Les ateliers de la cathédrale de Strasbourg entrent à l’Unesco
Reconnaissance d’une institution fondée au XIIIe siècle.
Publié le 03-01-2021 à 19h38
:focal(1235x832.5:1245x822.5)/cloudfront-eu-central-1.images.arcpublishing.com/ipmgroup/VWXGAKCO5BG7RJEBU4RVDMQTQM.jpg)
Privée de son ancestral marché de Noël par la crise sanitaire, Strasbourg a cependant pu se réjouir d’une belle nouvelle tombée le 17 décembre dernier : les savoir-faire de la Fondation de l’œuvre Notre-Dame - une institution fondée au XIIIe siècle et affectée tant à la gestion des dons et des legs destinés à la cathédrale qu’à la transmission des savoir-faire des premiers bâtisseurs - sont désormais inscrits au patrimoine immatériel de l’Unesco.
Cette reconnaissance est intervenue dans le cadre d’une candidature commune déposée en mars 2019 par 18 ateliers de cathédrales et grandes églises situés en France mais aussi en Suisse, en Autriche, en Allemagne et en Norvège.
À l’œuvre depuis le Moyen Âge
Strasbourg occupe une place particulière au sein de ce réseau de Bauhutten-Wesen puisque sa Fondation est la seule dont l’activité n’a connu aucune interruption depuis le Moyen Âge.
Créée par le clergé dès 1286-1290, elle a été immédiatement placée sous la tutelle de la Ville de Strasbourg et ce caractère laïc lui a notamment permis de survivre à la Révolution française.

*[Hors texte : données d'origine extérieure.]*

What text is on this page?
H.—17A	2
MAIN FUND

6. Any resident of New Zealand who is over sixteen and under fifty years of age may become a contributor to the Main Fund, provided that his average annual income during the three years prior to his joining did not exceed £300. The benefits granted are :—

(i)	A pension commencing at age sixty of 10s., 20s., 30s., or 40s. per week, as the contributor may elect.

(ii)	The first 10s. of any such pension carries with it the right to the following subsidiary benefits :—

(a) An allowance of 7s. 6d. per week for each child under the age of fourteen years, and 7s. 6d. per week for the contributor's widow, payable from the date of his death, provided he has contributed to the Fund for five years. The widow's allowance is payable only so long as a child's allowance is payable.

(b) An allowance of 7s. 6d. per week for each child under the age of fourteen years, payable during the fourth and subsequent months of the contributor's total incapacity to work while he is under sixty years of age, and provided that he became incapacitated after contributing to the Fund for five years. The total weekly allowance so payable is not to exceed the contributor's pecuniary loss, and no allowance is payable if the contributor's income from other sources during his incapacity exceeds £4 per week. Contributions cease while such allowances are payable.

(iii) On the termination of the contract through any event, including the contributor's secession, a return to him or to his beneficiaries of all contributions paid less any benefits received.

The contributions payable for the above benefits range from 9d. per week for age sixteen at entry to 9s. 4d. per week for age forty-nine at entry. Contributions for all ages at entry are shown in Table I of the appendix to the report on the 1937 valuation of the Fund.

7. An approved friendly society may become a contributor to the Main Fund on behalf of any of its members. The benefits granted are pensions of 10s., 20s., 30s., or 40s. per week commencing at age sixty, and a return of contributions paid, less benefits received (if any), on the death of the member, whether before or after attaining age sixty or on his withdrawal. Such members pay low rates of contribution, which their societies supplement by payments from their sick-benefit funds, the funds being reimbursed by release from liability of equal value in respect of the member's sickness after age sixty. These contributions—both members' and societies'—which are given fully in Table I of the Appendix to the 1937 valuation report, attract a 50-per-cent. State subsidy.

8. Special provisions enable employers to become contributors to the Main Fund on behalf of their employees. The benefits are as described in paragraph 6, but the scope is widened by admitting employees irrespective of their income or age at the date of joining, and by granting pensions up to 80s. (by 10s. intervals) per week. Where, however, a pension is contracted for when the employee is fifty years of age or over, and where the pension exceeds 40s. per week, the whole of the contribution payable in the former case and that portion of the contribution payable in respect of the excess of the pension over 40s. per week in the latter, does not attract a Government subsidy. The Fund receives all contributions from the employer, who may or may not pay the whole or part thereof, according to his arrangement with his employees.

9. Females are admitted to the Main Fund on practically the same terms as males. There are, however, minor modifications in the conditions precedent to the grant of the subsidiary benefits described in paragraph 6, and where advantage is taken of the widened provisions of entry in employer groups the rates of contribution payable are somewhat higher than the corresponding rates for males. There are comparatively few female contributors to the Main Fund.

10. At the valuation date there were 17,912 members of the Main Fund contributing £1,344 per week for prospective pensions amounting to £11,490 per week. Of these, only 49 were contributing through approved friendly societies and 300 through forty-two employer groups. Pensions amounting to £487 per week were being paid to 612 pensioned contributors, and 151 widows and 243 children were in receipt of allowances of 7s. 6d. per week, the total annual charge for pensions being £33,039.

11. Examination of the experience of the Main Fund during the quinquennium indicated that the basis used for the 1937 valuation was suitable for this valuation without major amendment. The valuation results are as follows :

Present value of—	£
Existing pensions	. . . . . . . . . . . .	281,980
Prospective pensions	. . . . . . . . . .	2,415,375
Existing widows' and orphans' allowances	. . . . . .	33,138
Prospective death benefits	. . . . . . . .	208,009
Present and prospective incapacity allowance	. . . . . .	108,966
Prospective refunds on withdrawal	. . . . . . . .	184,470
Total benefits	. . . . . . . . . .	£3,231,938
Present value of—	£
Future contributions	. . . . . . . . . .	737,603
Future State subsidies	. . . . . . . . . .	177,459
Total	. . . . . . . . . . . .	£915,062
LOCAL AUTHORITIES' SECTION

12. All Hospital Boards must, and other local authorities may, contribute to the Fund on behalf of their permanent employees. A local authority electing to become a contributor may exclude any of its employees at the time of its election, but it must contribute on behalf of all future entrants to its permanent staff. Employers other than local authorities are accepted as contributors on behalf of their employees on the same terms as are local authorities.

En 2020, plus de 800 ans plus tard, c’est toujours la maire de Strasbourg qui en est l’administratrice de droit, responsable d’un budget d’environ 3,5 millions d’euros par an. Une somme considérable issue pour un tiers des subventions municipales mais aussi d’un patrimoine foncier - plus de 1 000 hectares répartis sur 124 communes alsaciennes - et des loyers d’une vingtaine de maisons à Strasbourg dont le fameux restaurant Kammerzell niché sur le parvis de la cathédrale. Les revenus générés par le tourisme consolident à la marge l’indépendance financière d’une Fondation cogérée par l’archevêque de Strasbourg, la Ville et l’État français, propriétaire de la cathédrale elle-même classée depuis 1988.
La transmission des savoir-faire des tailleurs de pierre est au centre de la distinction de l’Unesco. À Strasbourg, ils sont une trentaine de maîtres d’œuvre et apprentis à œuvrer au sein même de la Fondation, c’est-à-dire au plus proche de la cathédrale.
Ils se voient comme "les maillons d’une chaîne humaine d’autant plus importante que ce métier n’est plus enseigné par le circuit académique", insistent sur l’intelligence et la sensibilité des gestes essentiels à la compréhension de l’édifice mais ne sont pas pour autant hostiles à l’innovation.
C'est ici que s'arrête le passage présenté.